Patients with spontaneous VVS on HUT reported more syncopal events than those with drug-potentiated positive HUT, but both groups shared similar supine neuroendocrine profiles. However, spontaneous VVS during HUT is characterized by lower blood pressure, pronounced increases in epinephrine and vasopressin during early HUT phase, and higher frequency of reflex asystole.
头高位倾斜试验(HUT)用于诊断血管迷走性晕厥(VVS)已有近30年历史,20世纪90年代通过舌下含服硝酸甘油(三硝酸甘油酯[GTN])激发试验得到了改进。
本研究旨在探讨自发性和药物诱发的HUT阳性之间的神经内分泌差异。
对288例患者(男性占41.3%,年龄49±21岁)进行评估,其中被动HUT阳性者60例(20.8%,年龄38±17岁),GTN激发的HUT阳性者228例(年龄51±21岁)。测量静息仰卧位及HUT 3分钟后的逐搏血流动力学数据、血浆肾上腺素、血浆去甲肾上腺素、血浆肾素、C末端前体精氨酸加压素(CT-proAVP)、C末端内皮素-1和心房钠尿肽前体中段片段。在控制年龄和性别的多变量调整回归分析中,比较自发性和GTN介导的阳性试验之间的临床、神经内分泌和血流动力学参数。

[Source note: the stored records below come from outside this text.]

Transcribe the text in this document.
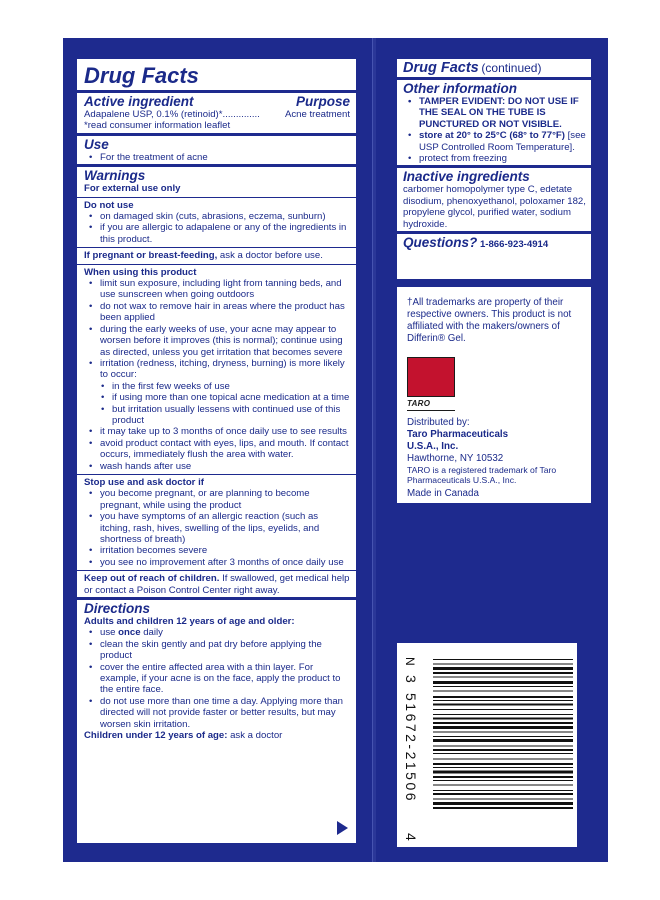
Drug Facts
Active ingredient	Purpose
Adapalene USP, 0.1% (retinoid)*..............	Acne treatment
*read consumer information leaflet
Use
• For the treatment of acne
Warnings
For external use only
Do not use
• on damaged skin (cuts, abrasions, eczema, sunburn)
• if you are allergic to adapalene or any of the ingredients in this product.
If pregnant or breast-feeding, ask a doctor before use.
When using this product
• limit sun exposure, including light from tanning beds, and use sunscreen when going outdoors
• do not wax to remove hair in areas where the product has been applied
• during the early weeks of use, your acne may appear to worsen before it improves (this is normal); continue using as directed, unless you get irritation that becomes severe
• irritation (redness, itching, dryness, burning) is more likely to occur:
• in the first few weeks of use
• if using more than one topical acne medication at a time
• but irritation usually lessens with continued use of this product
• it may take up to 3 months of once daily use to see results
• avoid product contact with eyes, lips, and mouth. If contact occurs, immediately flush the area with water.
• wash hands after use
Stop use and ask doctor if
• you become pregnant, or are planning to become pregnant, while using the product
• you have symptoms of an allergic reaction (such as itching, rash, hives, swelling of the lips, eyelids, and shortness of breath)
• irritation becomes severe
• you see no improvement after 3 months of once daily use
Keep out of reach of children. If swallowed, get medical help or contact a Poison Control Center right away.
Directions
Adults and children 12 years of age and older:
• use once daily
• clean the skin gently and pat dry before applying the product
• cover the entire affected area with a thin layer. For example, if your acne is on the face, apply the product to the entire face.
• do not use more than one time a day. Applying more than directed will not provide faster or better results, but may worsen skin irritation.
Children under 12 years of age: ask a doctor
Drug Facts (continued)
Other information
• TAMPER EVIDENT: DO NOT USE IF THE SEAL ON THE TUBE IS PUNCTURED OR NOT VISIBLE.
• store at 20° to 25°C (68° to 77°F) [see USP Controlled Room Temperature].
• protect from freezing
Inactive ingredients
carbomer homopolymer type C, edetate disodium, phenoxyethanol, poloxamer 182, propylene glycol, purified water, sodium hydroxide.
Questions? 1-866-923-4914
†All trademarks are property of their respective owners. This product is not affiliated with the makers/owners of Differin® Gel.
TARO
Distributed by:
Taro Pharmaceuticals
U.S.A., Inc.
Hawthorne, NY 10532
TARO is a registered trademark of Taro Pharmaceuticals U.S.A., Inc.
Made in Canada
N
3
51672-21506
4
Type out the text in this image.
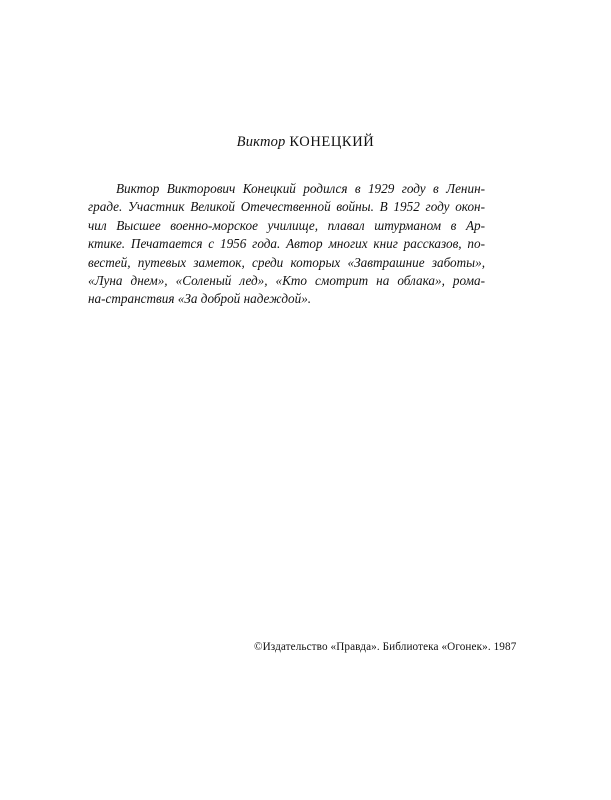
Виктор КОНЕЦКИЙ
Виктор Викторович Конецкий родился в 1929 году в Ленин-
граде. Участник Великой Отечественной войны. В 1952 году окон-
чил Высшее военно-морское училище, плавал штурманом в Ар-
ктике. Печатается с 1956 года. Автор многих книг рассказов, по-
вестей, путевых заметок, среди которых «Завтрашние заботы»,
«Луна днем», «Соленый лед», «Кто смотрит на облака», рома-
на-странствия «За доброй надеждой».
©Издательство «Правда». Библиотека «Огонек». 1987
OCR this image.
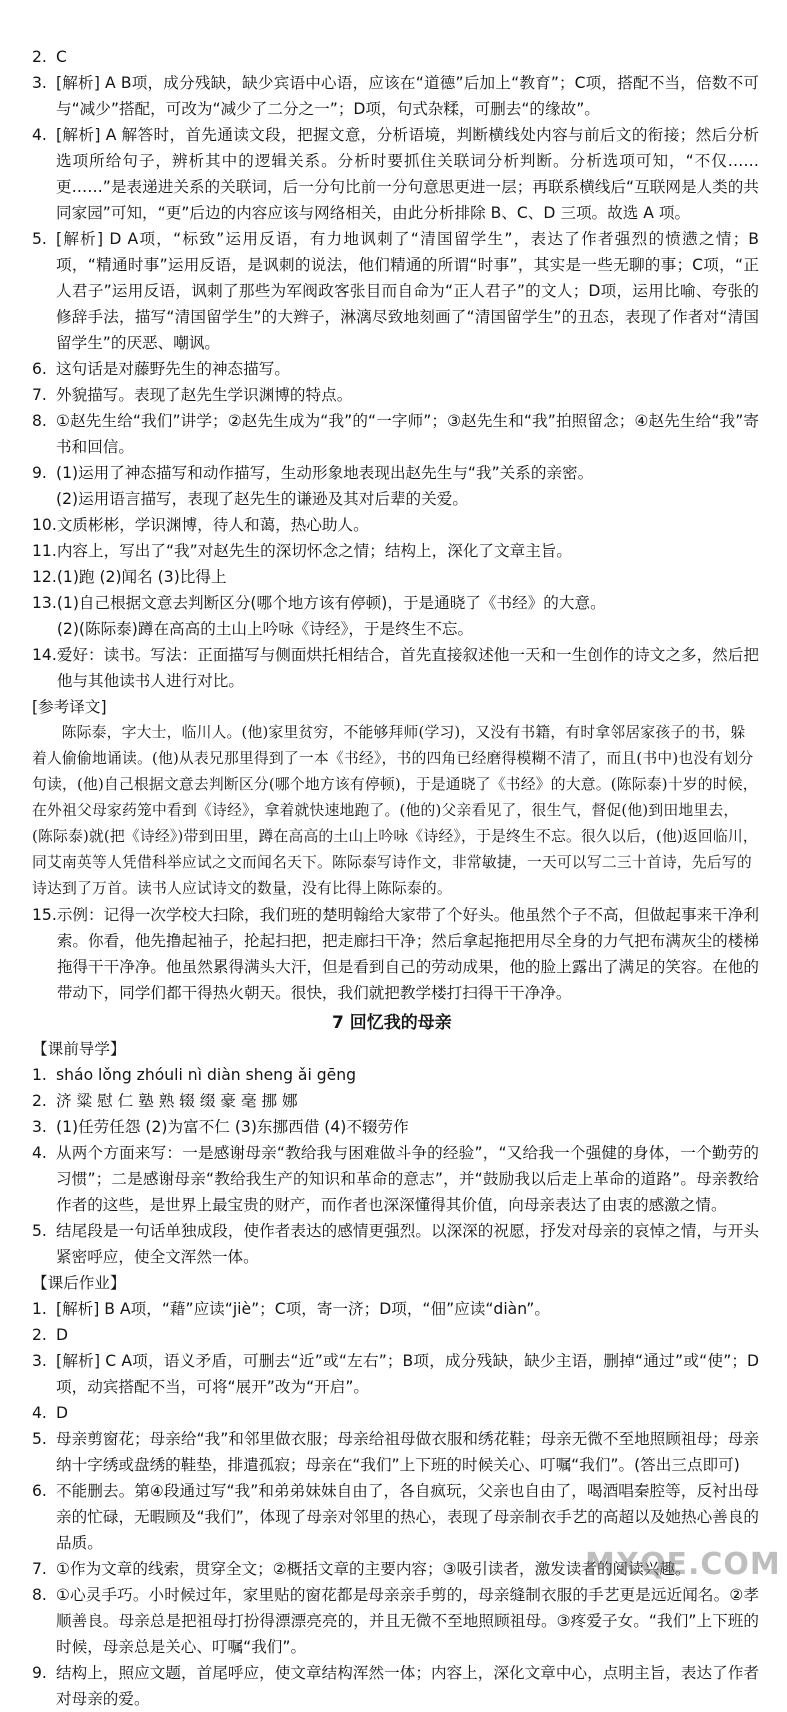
2. C
3. [解析] A B项，成分残缺，缺少宾语中心语，应该在“道德”后加上“教育”；C项，搭配不当，倍数不可与“减少”搭配，可改为“减少了二分之一”；D项，句式杂糅，可删去“的缘故”。
4. [解析] A 解答时，首先通读文段，把握文意，分析语境，判断横线处内容与前后文的衔接；然后分析选项所给句子，辨析其中的逻辑关系。分析时要抓住关联词分析判断。分析选项可知，“不仅……更……”是表递进关系的关联词，后一分句比前一分句意思更进一层；再联系横线后“互联网是人类的共同家园”可知，“更”后边的内容应该与网络相关，由此分析排除 B、C、D 三项。故选 A 项。
5. [解析] D A项，“标致”运用反语，有力地讽刺了“清国留学生”，表达了作者强烈的愤懑之情；B项，“精通时事”运用反语，是讽刺的说法，他们精通的所谓“时事”，其实是一些无聊的事；C项，“正人君子”运用反语，讽刺了那些为军阀政客张目而自命为“正人君子”的文人；D项，运用比喻、夸张的修辞手法，描写“清国留学生”的大辫子，淋漓尽致地刻画了“清国留学生”的丑态，表现了作者对“清国留学生”的厌恶、嘲讽。
6. 这句话是对藤野先生的神态描写。
7. 外貌描写。表现了赵先生学识渊博的特点。
8. ①赵先生给“我们”讲学；②赵先生成为“我”的“一字师”；③赵先生和“我”拍照留念；④赵先生给“我”寄书和回信。
9. (1)运用了神态描写和动作描写，生动形象地表现出赵先生与“我”关系的亲密。
(2)运用语言描写，表现了赵先生的谦逊及其对后辈的关爱。
10. 文质彬彬，学识渊博，待人和蔼，热心助人。
11. 内容上，写出了“我”对赵先生的深切怀念之情；结构上，深化了文章主旨。
12. (1)跑 (2)闻名 (3)比得上
13. (1)自己根据文意去判断区分(哪个地方该有停顿)，于是通晓了《书经》的大意。
(2)(陈际泰)蹲在高高的土山上吟咏《诗经》，于是终生不忘。
14. 爱好：读书。写法：正面描写与侧面烘托相结合，首先直接叙述他一天和一生创作的诗文之多，然后把他与其他读书人进行对比。
[参考译文]
陈际泰，字大士，临川人。(他)家里贫穷，不能够拜师(学习)，又没有书籍，有时拿邻居家孩子的书，躲着人偷偷地诵读。(他)从表兄那里得到了一本《书经》，书的四角已经磨得模糊不清了，而且(书中)也没有划分句读，(他)自己根据文意去判断区分(哪个地方该有停顿)，于是通晓了《书经》的大意。(陈际泰)十岁的时候，在外祖父母家药笼中看到《诗经》，拿着就快速地跑了。(他的)父亲看见了，很生气，督促(他)到田地里去，(陈际泰)就(把《诗经》)带到田里，蹲在高高的土山上吟咏《诗经》，于是终生不忘。很久以后，(他)返回临川，同艾南英等人凭借科举应试之文而闻名天下。陈际泰写诗作文，非常敏捷，一天可以写二三十首诗，先后写的诗达到了万首。读书人应试诗文的数量，没有比得上陈际泰的。
15. 示例：记得一次学校大扫除，我们班的楚明翰给大家带了个好头。他虽然个子不高，但做起事来干净利索。你看，他先撸起袖子，抡起扫把，把走廊扫干净；然后拿起拖把用尽全身的力气把布满灰尘的楼梯拖得干干净净。他虽然累得满头大汗，但是看到自己的劳动成果，他的脸上露出了满足的笑容。在他的带动下，同学们都干得热火朝天。很快，我们就把教学楼打扫得干干净净。
7 回忆我的母亲
【课前导学】
1. sháo lǒng zhóuli nì diàn sheng ǎi gēng
2. 济 粱 慰 仁 塾 熟 辍 缀 豪 毫 挪 娜
3. (1)任劳任怨 (2)为富不仁 (3)东挪西借 (4)不辍劳作
4. 从两个方面来写：一是感谢母亲“教给我与困难做斗争的经验”，“又给我一个强健的身体，一个勤劳的习惯”；二是感谢母亲“教给我生产的知识和革命的意志”，并“鼓励我以后走上革命的道路”。母亲教给作者的这些，是世界上最宝贵的财产，而作者也深深懂得其价值，向母亲表达了由衷的感激之情。
5. 结尾段是一句话单独成段，使作者表达的感情更强烈。以深深的祝愿，抒发对母亲的哀悼之情，与开头紧密呼应，使全文浑然一体。
【课后作业】
1. [解析] B A项，“藉”应读“jiè”；C项，寄一济；D项，“佃”应读“diàn”。
2. D
3. [解析] C A项，语义矛盾，可删去“近”或“左右”；B项，成分残缺，缺少主语，删掉“通过”或“使”；D项，动宾搭配不当，可将“展开”改为“开启”。
4. D
5. 母亲剪窗花；母亲给“我”和邻里做衣服；母亲给祖母做衣服和绣花鞋；母亲无微不至地照顾祖母；母亲纳十字绣或盘绣的鞋垫，排遣孤寂；母亲在“我们”上下班的时候关心、叮嘱“我们”。(答出三点即可)
6. 不能删去。第④段通过写“我”和弟弟妹妹自由了，各自疯玩，父亲也自由了，喝酒唱秦腔等，反衬出母亲的忙碌，无暇顾及“我们”，体现了母亲对邻里的热心，表现了母亲制衣手艺的高超以及她热心善良的品质。
7. ①作为文章的线索，贯穿全文；②概括文章的主要内容；③吸引读者，激发读者的阅读兴趣。
8. ①心灵手巧。小时候过年，家里贴的窗花都是母亲亲手剪的，母亲缝制衣服的手艺更是远近闻名。②孝顺善良。母亲总是把祖母打扮得漂漂亮亮的，并且无微不至地照顾祖母。③疼爱子女。“我们”上下班的时候，母亲总是关心、叮嘱“我们”。
9. 结构上，照应文题，首尾呼应，使文章结构浑然一体；内容上，深化文章中心，点明主旨，表达了作者对母亲的爱。
MXQE.COM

与GTN介导的VVS患者相比,自发性VVS患者报告的晕厥发作更多(中位数四分位间距6[17]对4[6],P = 0.002)。两组静息时神经激素浓度无差异。然而,HUT 3分钟后,后来发生自发性VVS的患者CT-proAVP水平更高(59.5±137对6.9±4.6,P<0.001),肾上腺素水平更高(0.57±1.43对0.23±0.19,P = 0.003),血压更低(119/73对139/81 mmHg,P<0.001)。VVS期间心脏停搏在自发性VVS组中更常见(35%对17.5%,P = 0.016)。
HUT中自发性VVS患者报告的晕厥事件比药物增强的阳性HUT患者更多,但两组仰卧位神经内分泌特征相似。然而,HUT期间的自发性VVS表现为血压降低、HUT早期肾上腺素和加压素明显升高以及反射性心脏停搏频率更高。